Об этом свидетельствуют многочисленные факты, опубликованные во французской печати. Периодически возникают дискуссии относительно тех алжирцев, которых называют «харки». Речь идет о тех, кто служил французскому режиму в качестве

гражданских чиновников или в составе военизированных подразделений. Накануне ухода французских колониальных войск из Алжира «харки» были разоружены, в результате алжирские повстанцы многих убили, а также расправились с их семьями. Однако часть «харки» спаслась, покинув Алжир. Фернан Бродель в своей книге «Что такое Франция?», написанной в 1986 г., отмечал, что североафриканцев, служивших во вспомогательных войсках (Бродель называет цифру - 400 000 человек), «французская статистика не включает в число иммигрантов, потому что им предоставлено французское гражданство в награду за услуги, оказанные французской армии во время алжирской войны. После переговоров в Эвиане они бежали во Францию, спасаясь от резни. И вот они здесь: одни раскиданы по всей стране так же, как иммигранты, но их сторонятся и, прежде всего, выходцы из Алжира, видящие в них коллаборационистов и предателей»; другие до сих пор живут в лагерях в Биасе (департамент Ло и Гаронна), в Сен-Морис -л'Ардуаз (департамент Гар), "к которым следует добавить тридцать шесть поселений, разбросанных по лесистым областям Ло-зера, Лимузена, Вогезов..." Они живут в тесных бараках на скромную пенсию, которую выплачивает им армия, и рождают много детей, чтобы получить на них пособие и таким образом скопить немного денег... Ни они сами, ни даже их дети не могут вернуться в Алжир. Их заманили щедрыми посулами. Пришло время исполнять обещания. Мы в ответе за их судьбу, каковы бы ни были причины их верноподданнических чувств по отношению к Франции, с которой они более или менее добровольно связали свою судьбу».

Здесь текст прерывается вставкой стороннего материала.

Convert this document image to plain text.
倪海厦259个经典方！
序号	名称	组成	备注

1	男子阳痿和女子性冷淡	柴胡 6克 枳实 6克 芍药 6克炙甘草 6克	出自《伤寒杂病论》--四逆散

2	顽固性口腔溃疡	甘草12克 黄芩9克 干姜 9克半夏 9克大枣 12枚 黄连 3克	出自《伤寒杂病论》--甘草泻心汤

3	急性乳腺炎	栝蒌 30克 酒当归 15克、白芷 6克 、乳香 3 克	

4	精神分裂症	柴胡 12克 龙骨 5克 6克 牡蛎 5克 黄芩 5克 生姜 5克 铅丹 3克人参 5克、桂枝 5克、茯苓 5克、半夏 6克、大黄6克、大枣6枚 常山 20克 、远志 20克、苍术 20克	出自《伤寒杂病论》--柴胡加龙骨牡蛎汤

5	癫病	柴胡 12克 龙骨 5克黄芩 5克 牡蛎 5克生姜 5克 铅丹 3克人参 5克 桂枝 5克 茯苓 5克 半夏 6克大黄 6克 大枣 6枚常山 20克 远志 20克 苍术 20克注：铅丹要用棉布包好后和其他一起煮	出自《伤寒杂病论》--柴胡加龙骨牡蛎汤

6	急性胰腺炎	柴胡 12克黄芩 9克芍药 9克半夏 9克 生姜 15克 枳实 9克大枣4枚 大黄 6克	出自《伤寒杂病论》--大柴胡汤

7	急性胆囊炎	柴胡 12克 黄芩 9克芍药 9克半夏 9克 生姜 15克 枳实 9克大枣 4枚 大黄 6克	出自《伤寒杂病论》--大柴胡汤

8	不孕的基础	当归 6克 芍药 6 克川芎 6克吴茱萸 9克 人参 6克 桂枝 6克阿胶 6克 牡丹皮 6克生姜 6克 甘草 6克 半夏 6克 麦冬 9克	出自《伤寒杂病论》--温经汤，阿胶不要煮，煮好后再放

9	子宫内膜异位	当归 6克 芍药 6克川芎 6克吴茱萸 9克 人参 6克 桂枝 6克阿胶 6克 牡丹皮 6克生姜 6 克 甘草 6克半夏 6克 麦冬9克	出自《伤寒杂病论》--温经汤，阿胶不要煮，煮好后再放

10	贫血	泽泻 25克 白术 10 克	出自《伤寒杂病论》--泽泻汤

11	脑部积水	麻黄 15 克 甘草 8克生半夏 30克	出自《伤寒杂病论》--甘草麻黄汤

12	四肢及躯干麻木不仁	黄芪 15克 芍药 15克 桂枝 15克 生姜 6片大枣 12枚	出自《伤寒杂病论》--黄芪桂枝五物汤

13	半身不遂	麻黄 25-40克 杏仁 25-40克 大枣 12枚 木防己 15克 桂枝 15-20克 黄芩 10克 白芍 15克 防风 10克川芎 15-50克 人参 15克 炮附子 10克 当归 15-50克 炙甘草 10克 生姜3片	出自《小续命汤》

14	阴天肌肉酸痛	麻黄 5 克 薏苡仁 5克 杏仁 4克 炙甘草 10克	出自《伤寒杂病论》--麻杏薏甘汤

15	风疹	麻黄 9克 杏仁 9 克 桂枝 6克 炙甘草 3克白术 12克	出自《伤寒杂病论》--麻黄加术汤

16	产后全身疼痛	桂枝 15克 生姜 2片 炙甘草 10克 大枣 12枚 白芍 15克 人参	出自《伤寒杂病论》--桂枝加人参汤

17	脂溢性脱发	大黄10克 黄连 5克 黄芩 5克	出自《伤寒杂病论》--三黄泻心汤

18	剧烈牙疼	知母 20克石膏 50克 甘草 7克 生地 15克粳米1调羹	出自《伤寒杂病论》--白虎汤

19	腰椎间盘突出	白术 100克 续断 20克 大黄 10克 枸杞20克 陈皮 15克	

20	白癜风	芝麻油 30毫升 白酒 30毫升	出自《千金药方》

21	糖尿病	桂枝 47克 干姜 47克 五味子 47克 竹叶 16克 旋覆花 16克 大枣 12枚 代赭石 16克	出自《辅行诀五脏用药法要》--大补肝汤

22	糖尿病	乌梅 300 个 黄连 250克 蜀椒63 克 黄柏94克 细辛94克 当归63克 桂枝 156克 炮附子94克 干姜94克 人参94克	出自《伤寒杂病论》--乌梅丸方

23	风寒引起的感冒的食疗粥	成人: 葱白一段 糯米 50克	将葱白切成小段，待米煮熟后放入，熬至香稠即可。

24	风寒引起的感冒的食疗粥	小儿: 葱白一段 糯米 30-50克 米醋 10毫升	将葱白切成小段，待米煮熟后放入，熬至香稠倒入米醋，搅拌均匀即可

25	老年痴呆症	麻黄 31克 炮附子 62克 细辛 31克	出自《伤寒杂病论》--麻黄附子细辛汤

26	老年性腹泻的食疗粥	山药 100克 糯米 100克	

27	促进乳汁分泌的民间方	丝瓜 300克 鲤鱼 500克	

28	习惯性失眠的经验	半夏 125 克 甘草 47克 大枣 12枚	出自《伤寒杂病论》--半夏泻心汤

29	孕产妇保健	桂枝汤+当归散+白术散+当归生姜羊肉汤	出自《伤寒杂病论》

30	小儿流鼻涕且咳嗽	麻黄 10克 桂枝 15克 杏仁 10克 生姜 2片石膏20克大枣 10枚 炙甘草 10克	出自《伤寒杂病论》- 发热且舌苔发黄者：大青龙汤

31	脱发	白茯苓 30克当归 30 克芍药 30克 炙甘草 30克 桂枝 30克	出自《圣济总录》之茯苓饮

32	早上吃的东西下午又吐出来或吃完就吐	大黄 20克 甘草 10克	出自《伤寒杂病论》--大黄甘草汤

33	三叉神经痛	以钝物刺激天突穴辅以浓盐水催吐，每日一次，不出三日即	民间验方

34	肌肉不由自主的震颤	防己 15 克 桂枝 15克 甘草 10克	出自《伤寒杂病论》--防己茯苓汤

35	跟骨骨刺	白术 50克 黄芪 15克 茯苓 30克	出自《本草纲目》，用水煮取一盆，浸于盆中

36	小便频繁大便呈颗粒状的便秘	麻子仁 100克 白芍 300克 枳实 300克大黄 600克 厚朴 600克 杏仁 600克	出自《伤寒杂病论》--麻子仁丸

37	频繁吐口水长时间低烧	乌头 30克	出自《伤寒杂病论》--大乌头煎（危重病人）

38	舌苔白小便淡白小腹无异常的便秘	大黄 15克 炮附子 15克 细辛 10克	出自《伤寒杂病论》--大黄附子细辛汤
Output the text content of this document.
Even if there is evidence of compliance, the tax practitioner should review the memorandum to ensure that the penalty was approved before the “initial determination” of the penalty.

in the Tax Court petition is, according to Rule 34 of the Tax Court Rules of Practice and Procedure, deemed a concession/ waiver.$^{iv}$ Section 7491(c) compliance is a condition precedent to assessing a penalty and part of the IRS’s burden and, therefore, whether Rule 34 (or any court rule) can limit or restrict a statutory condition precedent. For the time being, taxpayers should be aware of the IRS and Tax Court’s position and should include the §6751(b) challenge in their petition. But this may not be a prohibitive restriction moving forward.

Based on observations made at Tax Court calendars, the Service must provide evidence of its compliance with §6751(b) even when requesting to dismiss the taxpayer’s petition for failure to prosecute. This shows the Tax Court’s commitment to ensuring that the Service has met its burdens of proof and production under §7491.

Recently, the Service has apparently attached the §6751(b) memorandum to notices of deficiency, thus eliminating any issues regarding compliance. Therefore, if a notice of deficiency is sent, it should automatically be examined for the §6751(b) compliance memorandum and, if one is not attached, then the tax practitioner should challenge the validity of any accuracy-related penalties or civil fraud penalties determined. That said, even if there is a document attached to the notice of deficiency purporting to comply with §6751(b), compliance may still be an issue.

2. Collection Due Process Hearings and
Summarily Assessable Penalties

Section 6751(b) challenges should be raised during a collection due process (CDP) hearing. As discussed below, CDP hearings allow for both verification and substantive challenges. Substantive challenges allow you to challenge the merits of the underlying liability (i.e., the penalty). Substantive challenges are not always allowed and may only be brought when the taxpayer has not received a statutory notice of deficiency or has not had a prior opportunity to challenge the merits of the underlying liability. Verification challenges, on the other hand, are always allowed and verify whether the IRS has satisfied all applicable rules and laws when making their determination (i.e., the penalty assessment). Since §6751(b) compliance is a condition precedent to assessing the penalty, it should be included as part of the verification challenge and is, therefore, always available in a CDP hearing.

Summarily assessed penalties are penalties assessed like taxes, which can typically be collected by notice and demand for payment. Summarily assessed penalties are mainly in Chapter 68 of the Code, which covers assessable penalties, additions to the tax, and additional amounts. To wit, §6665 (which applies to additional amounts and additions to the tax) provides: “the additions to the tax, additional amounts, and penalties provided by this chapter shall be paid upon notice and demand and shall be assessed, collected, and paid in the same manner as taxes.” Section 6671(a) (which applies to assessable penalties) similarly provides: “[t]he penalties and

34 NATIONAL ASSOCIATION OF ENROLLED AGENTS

Об ответственности за судьбы алжирских иммигрантов говорил и президент Жискар д'Эстен в своей книге «Власть и жизнь». В обязанности президента страны входило принятие решения о помиловании приговоренных к смертной казни. Однажды ему пришлось принимать решение по поводу судьбы француза-мусульманина, совершившего варварское убийство женщины восьмидесяти трех лет. Желая завладеть ее скромными сбережениями, он перерезал ей горло ножом, не обращая внимания на ее крики и мольбы о пощаде. На суде он умышленно говорил дерзости присяжным и председателю. И когда последний напомнил подсудимому о его праве на подачу кассационной жалобы, он заявил: «Плевать мне на него. Мне ваше обжалование ни к чему. Смерть для меня ничто». В результатах обследования, зачитанных на заседаниях суда, подсудимый характеризовался как «социально опасная личность, от которой общество обязано избавиться». При-

сяжные заседатели приговорили его к смертной казни. В деле содержались довольно подробные сведения о его жизни. Он родился в Алжире, в крестьянской семье. Один из его братьев был убит Фронтом национального освобождения. В 1961 г. он вступил в ряды французской армии. Тогда от него ушла жена, забрав детей. После провозглашения независимости Алжира он был переправлен во Францию как ветеран вспомогательных войск, затем через год его демобилизовали. Он нанялся чернорабочим на железную дорогу, но 18 месяцев спустя был уволен. Так он стал безработным, промышляя вымогательством и мелким грабежом. Он кочевал, бродяжничал. За попытку изнасилования получил шесть лет тюремного заключения. Вскоре после выхода из тюрьмы совершил свое чудовищное преступление. Суд присяжных приговорил его к смертной казни.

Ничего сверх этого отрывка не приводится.